Council also approved a condition requiring Rehab Development and any future owners to acquire property for the purpose of providing additional parking for the project within two years from the date construction begins.

The 10 parking spaces on Johnston Street would be terminated once Rehab Development provided additional parking for the apartments.

Patrick Riley of Rehab Development urged council to take action immediately to allow the project to move forward, noting the availability of tax credits. Developers are working to get additional dedicated parking for the land-locked warehouse building, he added.

“I’m in the process of securing additional parking, and I think we’d be doing a disservice to the overall project if additional spaces weren’t secured,” Riley said.

“I’m working on that, but for right now we need to have the special use permit because I need to get the architects started right away if we’re going to have this project done by the end of 2013.

“Tax credits are available to help this project in 2013,” Riley explained, adding there was no guarantee they’ll be available in 2014.

“We do need to get started on this right now,” noted Riley, pointing to an “aggressive building schedule” that would have approximately 20-25 apartments completed and certified for occupancy by Dec. 31.

The town stands to lose out on approximately $1 million in equity generated by historic tax credits, making it more difficult to arrange financing for the project if it didn’t move forward immediately, Riley said.

“I need your help tonight to push it forward, I want council to know if we don’t move forward tonight, we’ll lose the building,” Riley concluded.

Gene Haugh, representing Destination Downtown South Boston, and downtown business owners Frank Fincher and Tom Raab spoke in favor of the project moving forward immediately.

Rabb pointed out the New Brick Warehouse was the last standing brick tobacco warehouse remaining in the county, telling council the project represented the last chance to save the historic building.

“A project like this can do nothing but good,” Fincher added.

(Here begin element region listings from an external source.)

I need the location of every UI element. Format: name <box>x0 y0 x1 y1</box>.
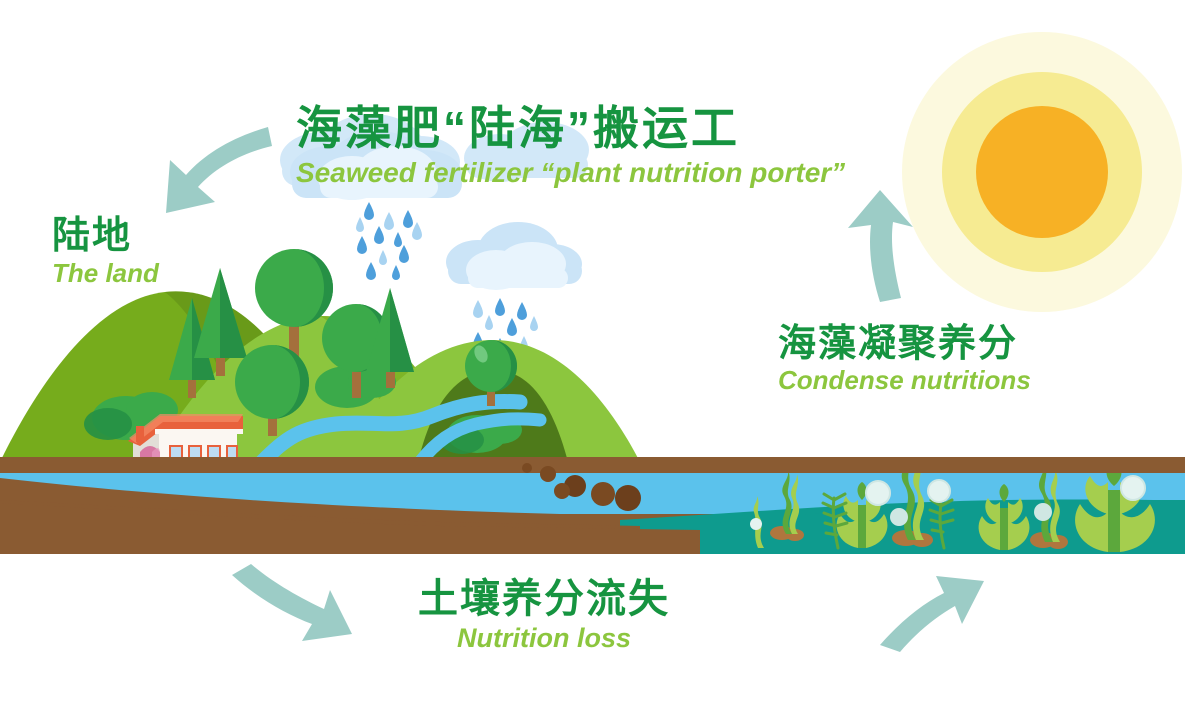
raindrops-left <box>356 202 422 280</box>
label-land-cn: 陆地 <box>52 216 159 256</box>
title-en: Seaweed fertilizer “plant nutrition port… <box>296 158 845 188</box>
label-land-en: The land <box>52 260 159 288</box>
title-cn: 海藻肥“陆海”搬运工 <box>296 104 845 153</box>
infographic-canvas: 海藻肥“陆海”搬运工 Seaweed fertilizer “plant nut… <box>0 0 1200 721</box>
curved-arrow-up-icon[interactable] <box>848 190 913 302</box>
curved-arrow-up-right-icon[interactable] <box>880 576 984 652</box>
label-loss-cn: 土壤养分流失 <box>418 578 670 620</box>
cloud-rain-right-icon <box>446 222 582 356</box>
sun-icon <box>902 32 1182 312</box>
label-condense-en: Condense nutritions <box>778 367 1031 395</box>
label-condense-cn: 海藻凝聚养分 <box>778 324 1031 364</box>
curved-arrow-down-left-icon[interactable] <box>166 127 272 213</box>
label-nutrition-loss: 土壤养分流失 Nutrition loss <box>418 578 670 653</box>
label-land: 陆地 The land <box>52 216 159 288</box>
label-loss-en: Nutrition loss <box>418 624 670 653</box>
label-condense-nutritions: 海藻凝聚养分 Condense nutritions <box>778 324 1031 395</box>
curved-arrow-down-right-icon[interactable] <box>232 564 352 641</box>
page-title: 海藻肥“陆海”搬运工 Seaweed fertilizer “plant nut… <box>296 104 845 187</box>
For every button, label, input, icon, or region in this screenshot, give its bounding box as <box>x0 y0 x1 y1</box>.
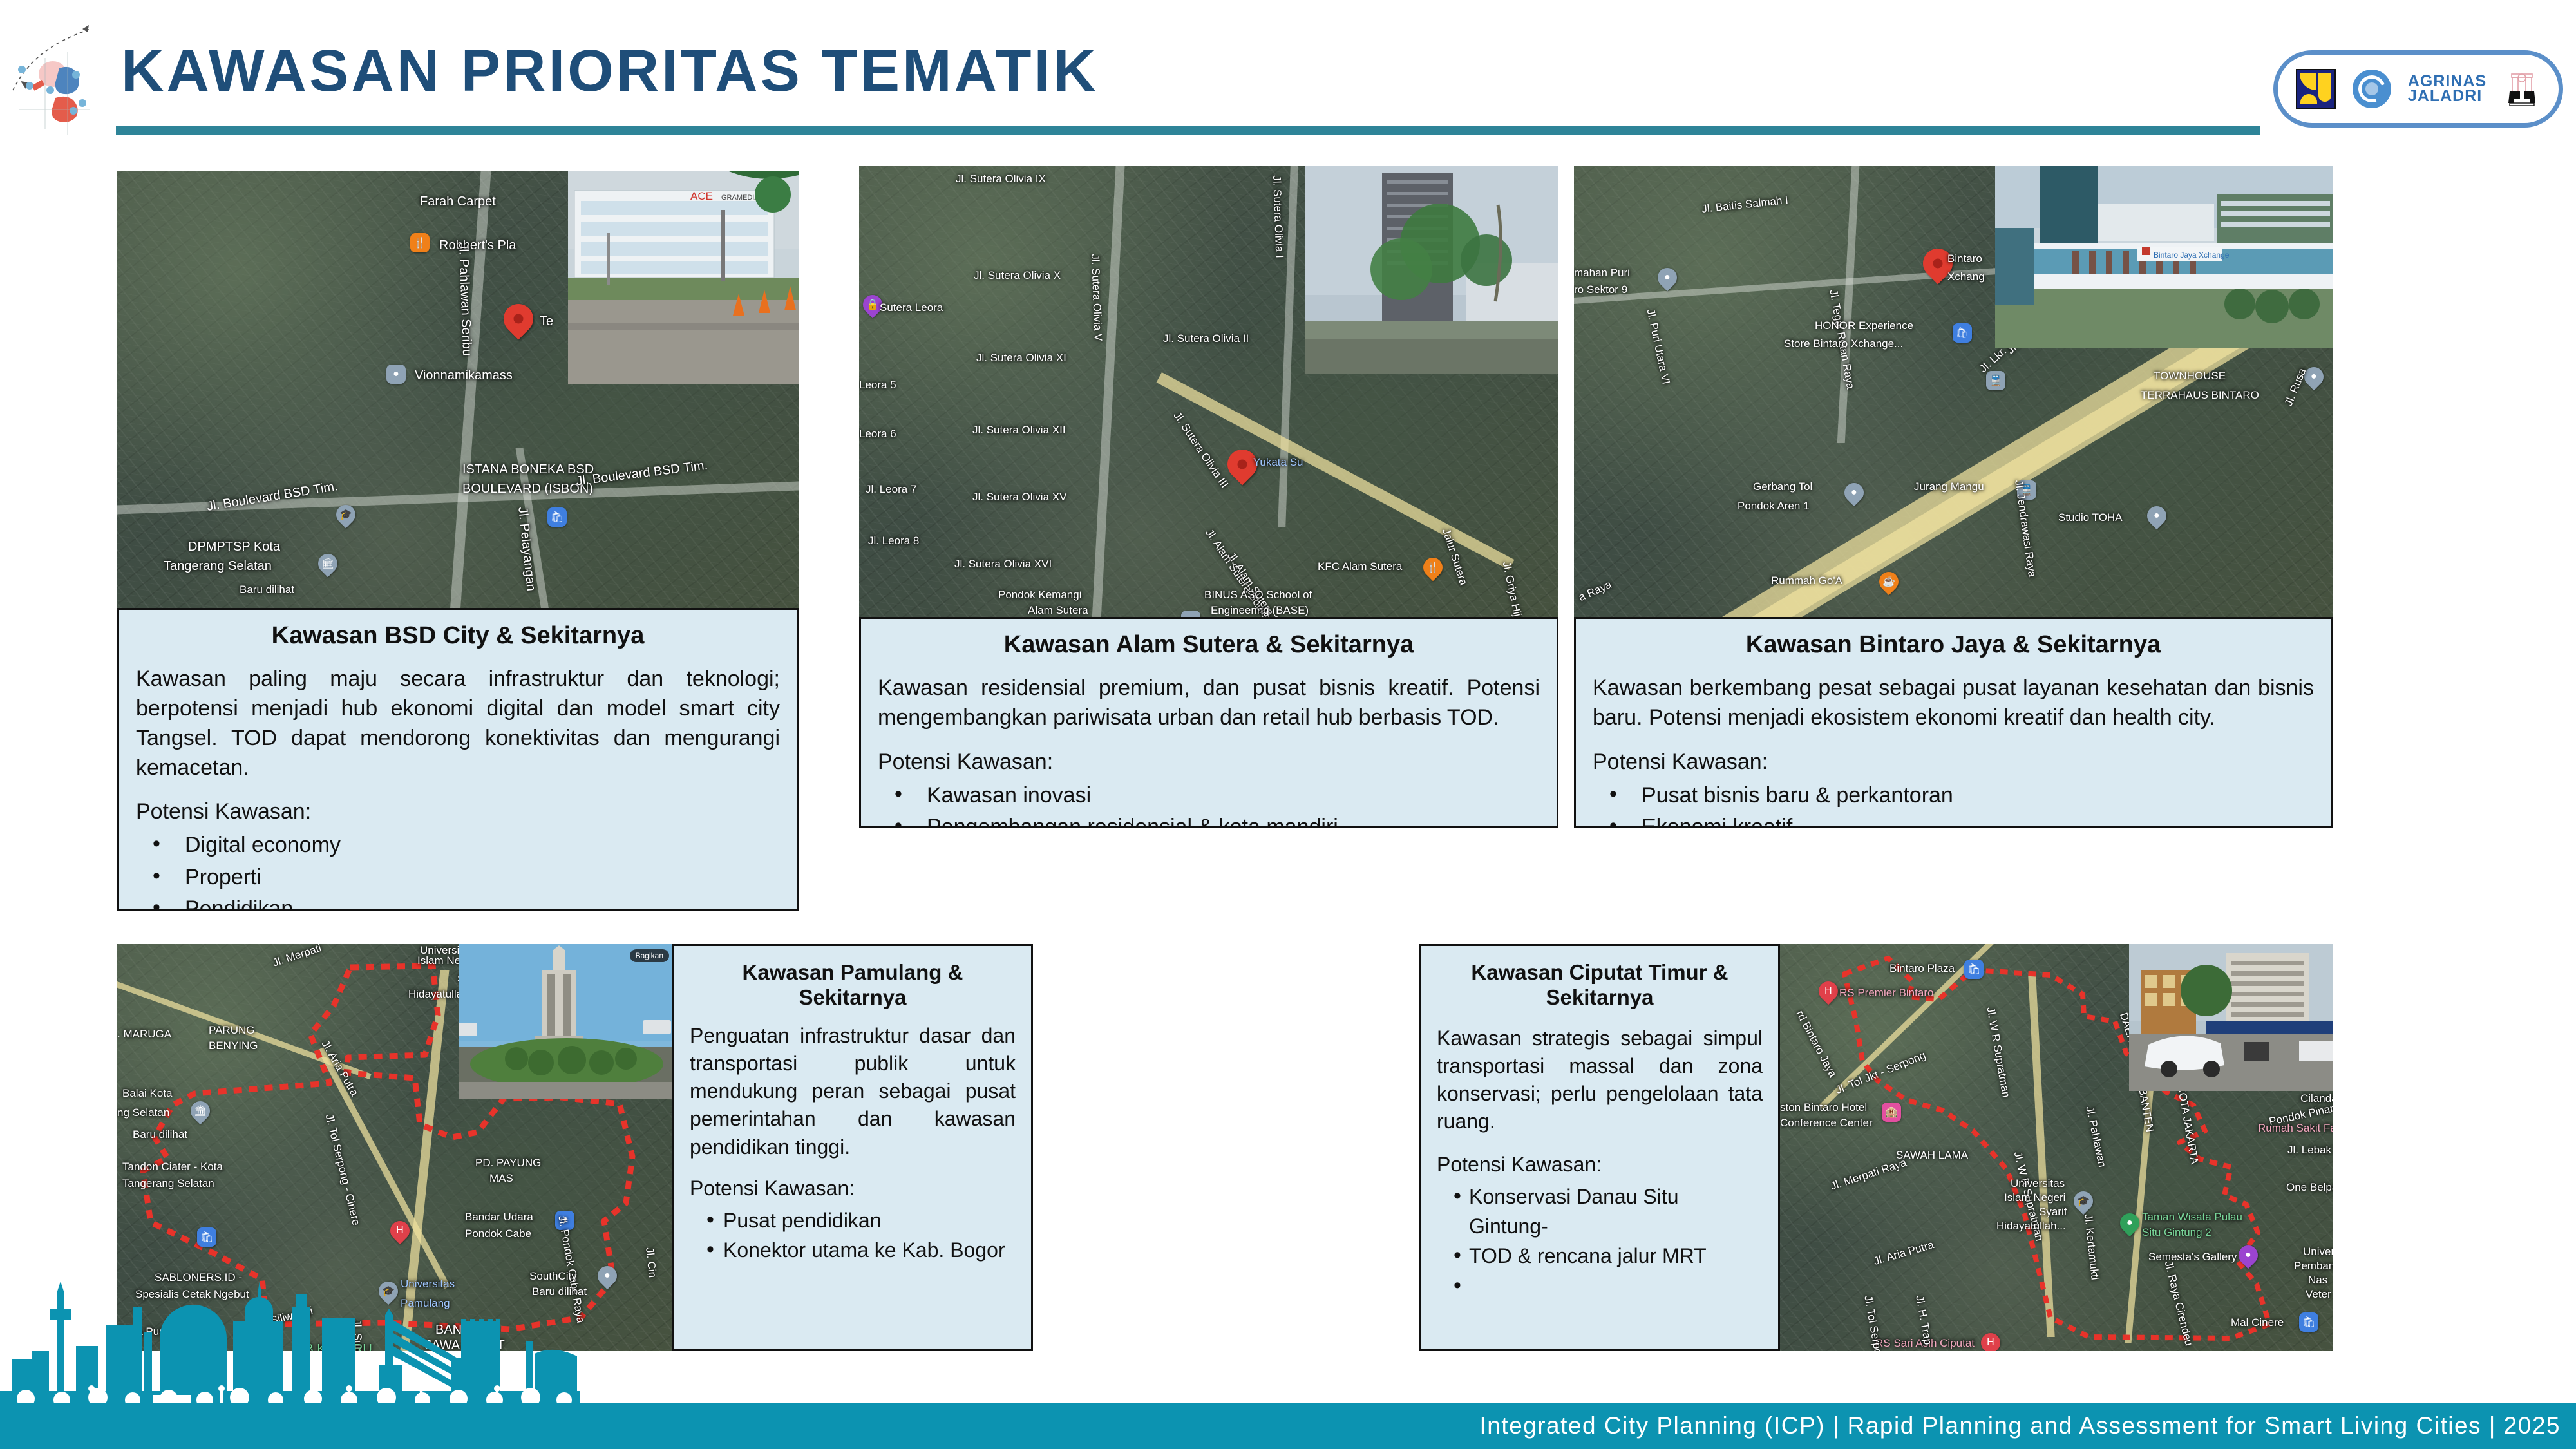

Several council members asked if every available option had been explored in securing additional parking for the project before they approved an amendment requiring Rehab Development to do just that within a two-year period.

Councilman Coleman Speece expressed his concerns over parking for the proposed project but said he felt the project had to go forward, and he urged Riley and Rehab Development to fix the parking situation.

“We either do this or scrap this project for the near-term future,” said Speece.